Police work can be tedious, drawn-out, labor intensive and boring. It involves paperwork and legwork. But much of those details don’t translate into good TV.

And while police officers carry sidearms, they are much more likely to use a pen or pencil to write down notes about a case, or a computer to work online than they ever are to draw that sidearm.

Even something as basic as transportation for police is something most residents don’t think about.

In Middletown, as in many departments, police cruisers get little rest. They are shuffled from shift to shift to shift, on the road almost every hour of every day. Sometimes they are not running at all. Sometimes they are sitting and idling for extended periods. Sometimes they are driven at high speeds. But they are almost always in use. Imagine the wear and tear on your vehicle if you had it on 24 hours a day, seven days a week.

The Middletown Borough Council voted Feb. 6 to purchase three new SUVs, 16 new laptop computers, and a new camera system for the police station and for police vehicles.

The vote was 4-3, with opposition mostly over how to finance the $271,938.03 expenditure and the number of SUVs that should be bought.

The department’s vehicle fleet is breaking down due to overuse, Vice President Dawn Knull said.

The purchases are part of an ongoing department rebuilding that needs to continue, Police Chief George Mouchette said. The new computers are to replace eight- or nine-year old computers that are making it “impossible” for officers to do their job.

These latest purchases continue an ongoing effort in recent months to upgrade police equipment. Council last year approved buying new Sig Sauer P320-model .45 caliber handguns to replace the Glock .40 caliber sidearms that the department said were worn out. Last year, more than $17,000 was spent on nine AR-15 short-barrel rifles with rear flip sights and suppressors. Every department vehicle was to be equipped with a new rifle.

“The last council basically decimated the police department,” Mouchette said. “What this council has realized is that when you give money to the police department it’s really an investment into yourself. Some people might think, ‘Yeah, the cops are gonna get new computers,’ but it helps the cops do their job so they can help the community.”

Imagine using a computer that is almost a decade old, especially when many of today’s crimes involve computer scams.

With police regionalization talks dead, a new police chief in place and a leadership structure planned under the chief, replacing equipment is crucial to keep the foundation strong .

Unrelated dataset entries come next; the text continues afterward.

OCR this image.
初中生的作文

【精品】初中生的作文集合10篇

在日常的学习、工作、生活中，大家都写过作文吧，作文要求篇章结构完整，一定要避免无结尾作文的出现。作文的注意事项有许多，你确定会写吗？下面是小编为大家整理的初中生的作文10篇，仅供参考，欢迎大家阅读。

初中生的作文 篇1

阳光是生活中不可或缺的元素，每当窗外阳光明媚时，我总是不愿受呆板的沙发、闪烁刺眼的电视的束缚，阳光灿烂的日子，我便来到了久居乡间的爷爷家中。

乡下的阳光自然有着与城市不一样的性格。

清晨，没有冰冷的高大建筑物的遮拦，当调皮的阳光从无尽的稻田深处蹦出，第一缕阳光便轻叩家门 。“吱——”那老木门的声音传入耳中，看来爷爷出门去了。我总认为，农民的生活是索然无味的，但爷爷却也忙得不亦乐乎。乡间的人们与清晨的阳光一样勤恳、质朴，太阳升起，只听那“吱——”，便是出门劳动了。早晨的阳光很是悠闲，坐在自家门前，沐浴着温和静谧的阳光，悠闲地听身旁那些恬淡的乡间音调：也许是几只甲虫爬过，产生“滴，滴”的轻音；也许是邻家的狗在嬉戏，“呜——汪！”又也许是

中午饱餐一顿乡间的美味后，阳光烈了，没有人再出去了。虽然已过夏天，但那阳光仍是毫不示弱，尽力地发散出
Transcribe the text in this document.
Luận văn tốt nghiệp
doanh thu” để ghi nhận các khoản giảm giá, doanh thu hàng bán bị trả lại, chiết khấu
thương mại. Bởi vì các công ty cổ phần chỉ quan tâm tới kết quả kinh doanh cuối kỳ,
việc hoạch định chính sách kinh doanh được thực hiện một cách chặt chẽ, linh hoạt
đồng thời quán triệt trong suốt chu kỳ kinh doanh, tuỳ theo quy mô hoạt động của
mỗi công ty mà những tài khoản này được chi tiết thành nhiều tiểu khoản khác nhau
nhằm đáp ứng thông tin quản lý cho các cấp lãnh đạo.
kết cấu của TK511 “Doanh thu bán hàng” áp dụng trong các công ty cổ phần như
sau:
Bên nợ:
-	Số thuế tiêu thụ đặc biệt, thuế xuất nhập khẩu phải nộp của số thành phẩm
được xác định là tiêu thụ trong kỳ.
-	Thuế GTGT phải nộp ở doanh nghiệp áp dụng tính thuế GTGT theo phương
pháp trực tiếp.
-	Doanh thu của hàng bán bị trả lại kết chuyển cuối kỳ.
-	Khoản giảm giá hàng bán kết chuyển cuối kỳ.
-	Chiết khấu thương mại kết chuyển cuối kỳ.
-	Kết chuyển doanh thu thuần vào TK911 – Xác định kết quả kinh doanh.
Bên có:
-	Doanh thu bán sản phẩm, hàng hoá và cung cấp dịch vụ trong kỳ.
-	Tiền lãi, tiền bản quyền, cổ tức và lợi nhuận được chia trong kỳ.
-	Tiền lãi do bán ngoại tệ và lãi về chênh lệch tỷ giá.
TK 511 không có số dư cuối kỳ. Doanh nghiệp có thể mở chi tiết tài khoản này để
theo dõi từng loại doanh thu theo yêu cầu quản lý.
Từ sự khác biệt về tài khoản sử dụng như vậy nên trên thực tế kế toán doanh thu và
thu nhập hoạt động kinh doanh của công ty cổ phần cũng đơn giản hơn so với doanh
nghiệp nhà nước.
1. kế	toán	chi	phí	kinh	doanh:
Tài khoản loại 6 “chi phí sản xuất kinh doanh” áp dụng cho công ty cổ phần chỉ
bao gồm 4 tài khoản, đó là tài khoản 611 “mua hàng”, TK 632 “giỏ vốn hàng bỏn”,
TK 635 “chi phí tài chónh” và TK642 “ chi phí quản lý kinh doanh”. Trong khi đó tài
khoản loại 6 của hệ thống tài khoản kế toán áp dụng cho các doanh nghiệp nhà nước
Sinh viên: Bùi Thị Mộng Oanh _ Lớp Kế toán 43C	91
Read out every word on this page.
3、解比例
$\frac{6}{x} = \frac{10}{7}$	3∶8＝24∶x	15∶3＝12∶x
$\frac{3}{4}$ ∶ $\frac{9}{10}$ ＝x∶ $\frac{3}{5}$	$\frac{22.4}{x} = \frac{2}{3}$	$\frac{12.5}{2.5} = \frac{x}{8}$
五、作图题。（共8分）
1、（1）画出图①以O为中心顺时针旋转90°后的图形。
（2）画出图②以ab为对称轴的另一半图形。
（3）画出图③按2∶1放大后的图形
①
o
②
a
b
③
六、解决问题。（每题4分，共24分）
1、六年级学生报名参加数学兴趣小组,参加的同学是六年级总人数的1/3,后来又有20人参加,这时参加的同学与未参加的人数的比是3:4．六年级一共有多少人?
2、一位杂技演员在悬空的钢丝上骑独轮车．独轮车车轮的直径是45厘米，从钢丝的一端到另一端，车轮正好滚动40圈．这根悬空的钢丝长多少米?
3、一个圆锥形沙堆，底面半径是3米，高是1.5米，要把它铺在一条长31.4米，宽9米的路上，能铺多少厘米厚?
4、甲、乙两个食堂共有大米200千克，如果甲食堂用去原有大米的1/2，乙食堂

What’s next? The package approved Feb. 6 does not include body cameras, but the new camera system will be compatible with body cameras, Mouchette told us.

The department also planned to come before council Feb. 20 to talk about the radio system.

Council must perform its due diligence as responsible fiscal managers for taxpayers and looking at expenditures to make sure they are necessary and make sense financially. But giving the police the proper tools to do their job is one of the most important things the Middletown Borough Council can do.